As he revealed in his excellent study of the Palestinian commando movement, Green March, Black September (1973), he bore no grudge against Habash for holding him, his wife Vania, and 90 other journalists hostage in their hotels in Amman. Green March, Black September, which received a harsh reception from Zionist reviewers but a favourable one from the public, was an immediate classic that introduced Western readers to Palestinian history and culture. His sympathetic treatment of Palestinian poets, including Mahmoud Darwish, left no doubt that there was – despite Golda Meir's famous denial – a Palestinian people.

When I moved to Beirut as a graduate student in 1972, every journalist I met sooner or later referred me for answers to my questions to John Cooley. He was working from the ABC News bureau in Beirut's Gefinor Centre, where he doubled as a radio correspondent and mentor to the bureau chief Peter Jennings. He always made time for younger correspondents and rarely lost patience with us for our lack of historical perspective. I can still see him at the telex machine, filing his long essays to The Christian Science Monitor and then running next door to grab a rare clear open line to New York to file his radio pieces. The problems he had changing paper rolls on the telex only endeared him more to those who knew him.

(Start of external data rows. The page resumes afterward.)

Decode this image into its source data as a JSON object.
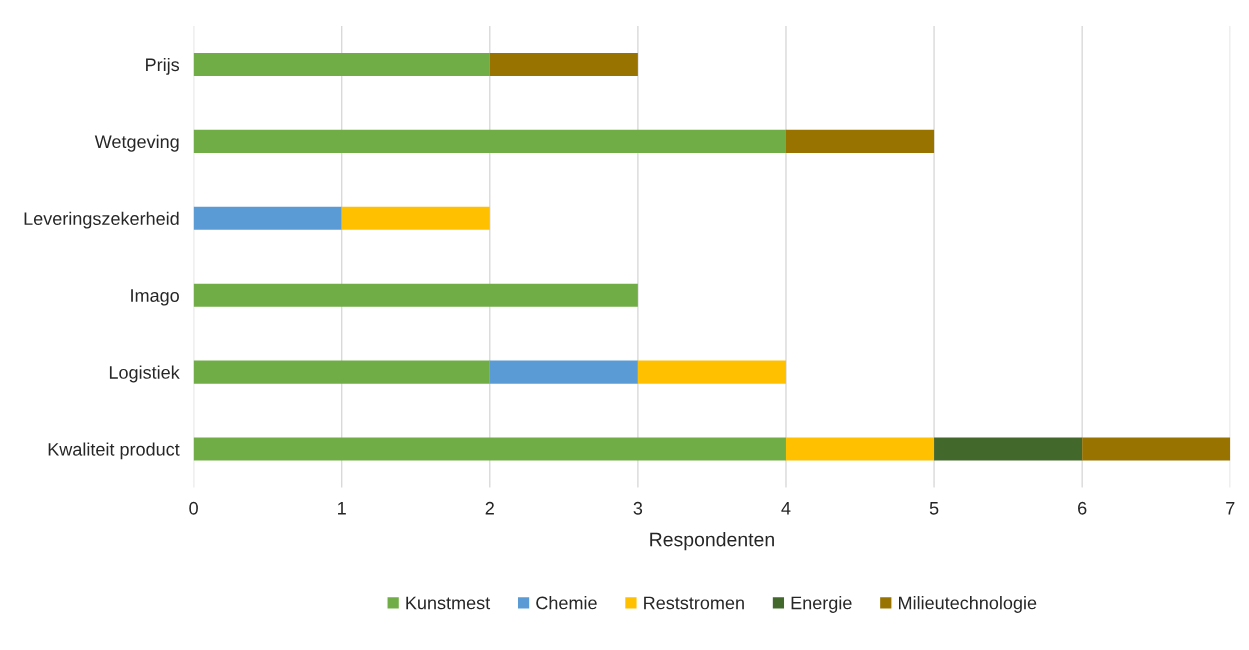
{
  "chart_data": {
    "type": "bar",
    "orientation": "horizontal",
    "stacked": true,
    "xlabel": "Respondenten",
    "categories": [
      "Prijs",
      "Wetgeving",
      "Leveringszekerheid",
      "Imago",
      "Logistiek",
      "Kwaliteit product"
    ],
    "series": [
      {
        "name": "Kunstmest",
        "color": "#70ad47",
        "values": [
          2,
          4,
          0,
          3,
          2,
          4
        ]
      },
      {
        "name": "Chemie",
        "color": "#5b9bd5",
        "values": [
          0,
          0,
          1,
          0,
          1,
          0
        ]
      },
      {
        "name": "Reststromen",
        "color": "#ffc000",
        "values": [
          0,
          0,
          1,
          0,
          1,
          1
        ]
      },
      {
        "name": "Energie",
        "color": "#43682b",
        "values": [
          0,
          0,
          0,
          0,
          0,
          1
        ]
      },
      {
        "name": "Milieutechnologie",
        "color": "#997300",
        "values": [
          1,
          1,
          0,
          0,
          0,
          1
        ]
      }
    ],
    "xlim": [
      0,
      7
    ],
    "xticks": [
      0,
      1,
      2,
      3,
      4,
      5,
      6,
      7
    ],
    "grid": "x",
    "legend": "bottom"
  }
}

An absent-minded professor, he seemed to dwell apart from the mundane world of technology while immersing himself in the life-and-death battles for survival of the people he wrote about. With interests that ranged beyond the confines of the Arab world, Cooley took an active interest in Cyprus, Greece, Turkey and the various lands inhabited by Kurds – as well as the more arcane subjects of currency counterfeiting and world water shortages.

In 1975, when the civil war made Beirut unsafe for his family, Cooley decided to leave the city for his wife's home in Athens and continued his close watch of the Middle East from there. All of his possessions, including his valuable files and books, were packed up with his furniture for shipment. When Beirut port was looted, everything he owned disappeared. His only copies of the books he had written, including his 1965 Baal, Christ and Mohammed: religion and revolution in North Africa, were among the lost items. He took it philosophically, but like the good reporter he was, he found the culprits, a group of Phalangists. He confronted them, but they did not return anything.

From 1978 to 1980 Cooley served as Pentagon correspondent for The Christian Science Monitor in Washington DC, before accepting a position with ABC News in London in 1981.

From London, he continued to cover the Middle East – flying out on general assignment and in crises. His coverage of the conspiracy behind the Pan Am 103 Lockerbie bombing won him an Emmy in 1990. This was a particularly productive period in his life, with regular reporting too for the Monitor and ABC News radio, as well as writing books.

His book on Osama bin Laden, Unholy Wars: Afghanistan, America and international terrorism, was published in 1999 (with an updated edition appearing after the 11 September attacks) and is regarded as one of the most accurate studies of the roots of al-Qa'ida and its war on the United States. In 2002, Cooley published information that Jordanian intelligence had warned the American government "that a major attack was planned inside the continental United States. It said aircraft would be used. . . The code name of the operation was mentioned: in Arabic, Al Ourush al-Kabir, 'The Big Wedding'".

Neither the Bush administration nor the flawed 9/11 Commission explained why the warning was ignored.

Charles Glass

John Kent Cooley, journalist, broadcaster and writer: born New York 25 November 1927; married 1951 Edith Stoegermayer (one daughter; marriage dissolved 1970), 1970 Eugenia Katelani (one son); died Athens 6 August 2008.